Y es que la historia
de la humanidad nos avisa de que las grandes catástrofes inducidas no necesitan
grandes detonantes ni grandes pretextos: basta una chispa. (Por ejemplo, no sé,
que a alguien se le ocurra asesinar en Sarajevo a un archiduque de opereta y
que el cadáver del archiduque produzca millones de cadáveres). Lo peor se
conforma, en definitiva, con muy poco. Barajemos opciones posibles: que un
misil defectuosamente programado impacte donde no debe o que un soldado decida
escribir por sí solo la Historia y, en un trance de iluminación épica, decida
cambiar la trayectoria de un dron. Por ejemplo.
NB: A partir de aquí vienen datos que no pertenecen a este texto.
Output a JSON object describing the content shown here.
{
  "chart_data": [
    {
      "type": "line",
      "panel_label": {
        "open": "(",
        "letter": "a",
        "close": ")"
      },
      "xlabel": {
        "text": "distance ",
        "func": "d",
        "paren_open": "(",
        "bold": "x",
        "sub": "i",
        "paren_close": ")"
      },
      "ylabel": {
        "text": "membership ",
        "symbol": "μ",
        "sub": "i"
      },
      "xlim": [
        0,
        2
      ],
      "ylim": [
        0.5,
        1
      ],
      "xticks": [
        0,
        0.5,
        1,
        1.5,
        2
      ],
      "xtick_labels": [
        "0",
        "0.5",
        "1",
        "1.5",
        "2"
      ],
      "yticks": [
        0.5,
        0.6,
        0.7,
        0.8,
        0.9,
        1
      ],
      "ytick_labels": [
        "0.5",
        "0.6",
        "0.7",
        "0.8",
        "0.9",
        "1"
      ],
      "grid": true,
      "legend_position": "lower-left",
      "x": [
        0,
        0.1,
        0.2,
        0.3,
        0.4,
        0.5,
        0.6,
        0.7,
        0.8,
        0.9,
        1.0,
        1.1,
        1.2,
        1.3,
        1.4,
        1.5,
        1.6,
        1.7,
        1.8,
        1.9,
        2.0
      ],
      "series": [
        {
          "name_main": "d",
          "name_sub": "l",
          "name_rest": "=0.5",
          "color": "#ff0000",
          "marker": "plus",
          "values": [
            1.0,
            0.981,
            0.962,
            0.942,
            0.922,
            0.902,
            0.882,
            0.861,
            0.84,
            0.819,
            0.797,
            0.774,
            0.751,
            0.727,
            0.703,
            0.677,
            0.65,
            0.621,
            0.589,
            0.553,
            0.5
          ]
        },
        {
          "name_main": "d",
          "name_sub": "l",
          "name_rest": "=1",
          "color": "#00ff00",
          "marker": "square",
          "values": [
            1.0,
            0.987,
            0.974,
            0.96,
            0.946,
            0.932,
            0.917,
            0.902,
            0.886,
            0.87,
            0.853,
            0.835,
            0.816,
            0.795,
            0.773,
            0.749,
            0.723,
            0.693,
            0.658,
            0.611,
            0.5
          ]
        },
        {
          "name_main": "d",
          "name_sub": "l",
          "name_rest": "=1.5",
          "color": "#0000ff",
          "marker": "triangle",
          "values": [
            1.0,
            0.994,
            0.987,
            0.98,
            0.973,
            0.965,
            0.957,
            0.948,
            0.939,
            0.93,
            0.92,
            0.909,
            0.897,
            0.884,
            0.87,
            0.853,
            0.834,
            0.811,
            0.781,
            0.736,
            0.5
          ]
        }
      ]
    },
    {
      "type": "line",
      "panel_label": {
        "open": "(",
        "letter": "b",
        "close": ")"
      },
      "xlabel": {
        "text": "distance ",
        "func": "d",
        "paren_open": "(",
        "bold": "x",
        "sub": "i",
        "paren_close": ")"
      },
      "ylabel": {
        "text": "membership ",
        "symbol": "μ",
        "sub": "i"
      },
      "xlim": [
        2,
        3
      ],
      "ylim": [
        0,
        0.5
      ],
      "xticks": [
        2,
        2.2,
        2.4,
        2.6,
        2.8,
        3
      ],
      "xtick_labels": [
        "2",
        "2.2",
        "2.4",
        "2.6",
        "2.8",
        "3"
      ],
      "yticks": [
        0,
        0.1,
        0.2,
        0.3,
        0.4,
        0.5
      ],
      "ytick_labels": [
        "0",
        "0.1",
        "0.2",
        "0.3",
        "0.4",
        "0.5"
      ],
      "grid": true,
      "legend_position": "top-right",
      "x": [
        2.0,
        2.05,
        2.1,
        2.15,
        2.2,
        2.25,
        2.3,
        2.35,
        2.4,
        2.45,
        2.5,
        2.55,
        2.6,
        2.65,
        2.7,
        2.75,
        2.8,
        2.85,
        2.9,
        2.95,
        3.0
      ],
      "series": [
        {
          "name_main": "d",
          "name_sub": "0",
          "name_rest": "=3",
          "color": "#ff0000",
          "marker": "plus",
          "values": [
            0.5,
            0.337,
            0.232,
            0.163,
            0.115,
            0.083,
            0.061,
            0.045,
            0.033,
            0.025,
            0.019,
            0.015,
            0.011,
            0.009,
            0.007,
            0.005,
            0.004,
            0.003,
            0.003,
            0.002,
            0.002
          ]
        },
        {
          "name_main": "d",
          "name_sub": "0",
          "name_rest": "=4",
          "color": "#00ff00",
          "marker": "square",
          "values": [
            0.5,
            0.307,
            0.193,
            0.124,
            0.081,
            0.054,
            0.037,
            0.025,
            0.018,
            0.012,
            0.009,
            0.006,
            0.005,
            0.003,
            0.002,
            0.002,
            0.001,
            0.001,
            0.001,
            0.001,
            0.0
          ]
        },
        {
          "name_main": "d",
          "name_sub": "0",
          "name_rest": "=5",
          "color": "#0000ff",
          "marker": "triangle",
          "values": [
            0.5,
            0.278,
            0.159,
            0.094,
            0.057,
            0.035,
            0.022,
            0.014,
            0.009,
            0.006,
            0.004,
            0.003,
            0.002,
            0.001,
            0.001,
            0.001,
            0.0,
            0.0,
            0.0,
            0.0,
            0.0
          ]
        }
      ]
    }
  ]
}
Las situaciones complejas
admiten la paradoja de ser en el fondo muy simples.
Estamos
viviendo una guerra ajena y lejana que no deja de ser una guerra propia y
próxima: basta con ir al supermercado para apreciar que la leche o el aceite se
han convertido en armas de intimidación, basta con mirar la factura de la luz
para comprender que la energía es un ejército enemigo, basta con seguir las
noticias para hacerse cargo de que la guerra se ha convertido en un arma
psicológica de destrucción masiva.
La humanidad ha sido siempre un ente insensato, una bomba de relojería para sí misma. Progresamos un poco y al poco estallamos, echando por tierra lo conseguido, pues se ve que nuestra mente está programada para estallar. Josep Borrell ha comparado Europa con un jardín rodeado por la jungla, lo que, sin dejar de ser un despropósito diplomático, es una metáfora certera. Y se acuerda uno de aquellas palabras con que Malcolm Lowry cerró su novela Bajo el volcán: “¿Le gusta su jardín? Asegúrese de que sus hijos no lo destruyan”.
Los hijos no creo que tengan
interés en destruir el jardín de sus progenitores, pero cabe la posibilidad de
que sus progenitores les dejen en herencia un jardín destruido. Aparte de eso,
la ocurrencia de Borrell admitiría tal vez una matización que tiene algo de
refutación: si en nuestro mundo globalizado hay un jardín exclusivo rodeado de
jungla, es que el jardín también es parte de la jungla.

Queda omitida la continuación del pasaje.